Based on the Gospel of Matthew 25:31-46

He didn’t come to earth wearing a gold crown and royal robes. He didn’t live in a palace with many servants. He didn’t ride a handsome white stallion and command a large army.

Jesus came as a little baby born in a stable. He lived a very poor and human life. He preached among the people and spent most of his time with the poor, the sick, the lame, the outcasts – the people who needed love and care. Sometimes he rode on a gentle donkey. Jesus taught 12 apostles to spread his message of love.

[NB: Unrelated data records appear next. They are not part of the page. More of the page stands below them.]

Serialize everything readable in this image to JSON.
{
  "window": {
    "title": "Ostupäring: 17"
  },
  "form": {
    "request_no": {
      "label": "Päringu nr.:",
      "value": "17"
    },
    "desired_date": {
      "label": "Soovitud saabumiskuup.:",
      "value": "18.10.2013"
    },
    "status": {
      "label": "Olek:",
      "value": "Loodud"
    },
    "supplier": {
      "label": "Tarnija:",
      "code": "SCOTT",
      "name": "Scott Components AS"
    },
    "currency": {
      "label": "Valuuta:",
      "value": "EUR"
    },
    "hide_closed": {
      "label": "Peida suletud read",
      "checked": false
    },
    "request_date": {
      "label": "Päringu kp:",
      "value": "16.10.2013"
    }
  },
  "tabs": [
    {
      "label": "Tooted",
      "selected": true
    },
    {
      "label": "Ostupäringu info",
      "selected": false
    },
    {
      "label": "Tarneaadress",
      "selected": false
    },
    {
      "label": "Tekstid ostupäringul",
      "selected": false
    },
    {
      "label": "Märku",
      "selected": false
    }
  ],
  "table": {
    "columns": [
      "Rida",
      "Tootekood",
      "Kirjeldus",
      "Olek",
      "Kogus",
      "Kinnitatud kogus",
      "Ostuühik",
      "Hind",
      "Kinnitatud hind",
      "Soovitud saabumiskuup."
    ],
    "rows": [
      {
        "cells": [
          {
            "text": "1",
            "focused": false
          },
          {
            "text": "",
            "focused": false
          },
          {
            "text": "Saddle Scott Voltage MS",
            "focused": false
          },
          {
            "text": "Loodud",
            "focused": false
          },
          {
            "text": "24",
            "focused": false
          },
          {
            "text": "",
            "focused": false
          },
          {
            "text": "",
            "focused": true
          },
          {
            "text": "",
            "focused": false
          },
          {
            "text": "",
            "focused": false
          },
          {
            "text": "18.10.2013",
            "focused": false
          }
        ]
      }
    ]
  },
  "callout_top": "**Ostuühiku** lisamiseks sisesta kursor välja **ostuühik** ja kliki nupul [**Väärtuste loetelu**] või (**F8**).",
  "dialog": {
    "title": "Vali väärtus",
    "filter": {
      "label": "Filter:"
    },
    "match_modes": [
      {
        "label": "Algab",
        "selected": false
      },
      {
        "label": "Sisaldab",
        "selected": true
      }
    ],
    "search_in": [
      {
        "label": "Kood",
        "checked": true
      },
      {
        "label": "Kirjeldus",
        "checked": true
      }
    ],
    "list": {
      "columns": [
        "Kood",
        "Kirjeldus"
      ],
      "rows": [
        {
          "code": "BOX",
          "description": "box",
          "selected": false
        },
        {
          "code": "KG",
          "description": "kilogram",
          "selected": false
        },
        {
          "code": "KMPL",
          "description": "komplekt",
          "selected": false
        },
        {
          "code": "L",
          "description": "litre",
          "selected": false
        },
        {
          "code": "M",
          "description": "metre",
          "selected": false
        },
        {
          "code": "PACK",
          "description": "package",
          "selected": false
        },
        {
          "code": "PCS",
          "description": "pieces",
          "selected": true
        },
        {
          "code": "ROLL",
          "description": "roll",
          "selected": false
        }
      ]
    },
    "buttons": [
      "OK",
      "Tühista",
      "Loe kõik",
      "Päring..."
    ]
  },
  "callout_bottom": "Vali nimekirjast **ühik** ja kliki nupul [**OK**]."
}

This Sunday is the last Sunday of the church year – the feast of Christ the King. This Sunday’s Gospel tells us of Jesus’ second coming as king at the end of time, when he will separate the good people from the bad people, depending on whether they were loving or unloving. Jesus uses the example of a shepherd to explain what he means. He speaks of separating the sheep from the goats. Sheep and goats were often pastured in the same field. When they were brought in from those fields, they had to be separated.

The Gospel points out that not all of us are like the sheep following the Good Shepherd for his guiding care. Some of us are like unruly goats that go their own way and pay no attention to anyone – ignoring Jesus’ teachings and selfishly thinking only of our wants and ourselves.

Jesus, the Good Shepherd, tells us he comes to us in many disguises. We are to recognize him in the homeless, the poor, the hungry, the thirsty, the lonely, the sick and the imprisoned. This Gospel is actually the source for many of the corporal works of mercy. They are reminders that we must be charitable and serve those who need our help by acts of love and kindness. Recall that last week we talked about using the talents, gifts and skills God has given us to lovingly and generously serve others.

This Gospel also gives us a precious truth and pearl of great price – the meaning of life. Simply put, in the end all that will matter is what we have done for Jesus and others. Jesus will not ask us how much money we made, where we lived, what awards or trophies we received, how many goals we reached or how famous we became. The question will be: “What did you do for me in others?”

Jesus says, “Amen, I say to you, whatever you do for one of the least brothers of mine, you do for me.” If we live for Jesus, then we will share unending joy, life and happiness with him as king in the kingdom of heaven. To serve Jesus, King of the Universe, we must serve others.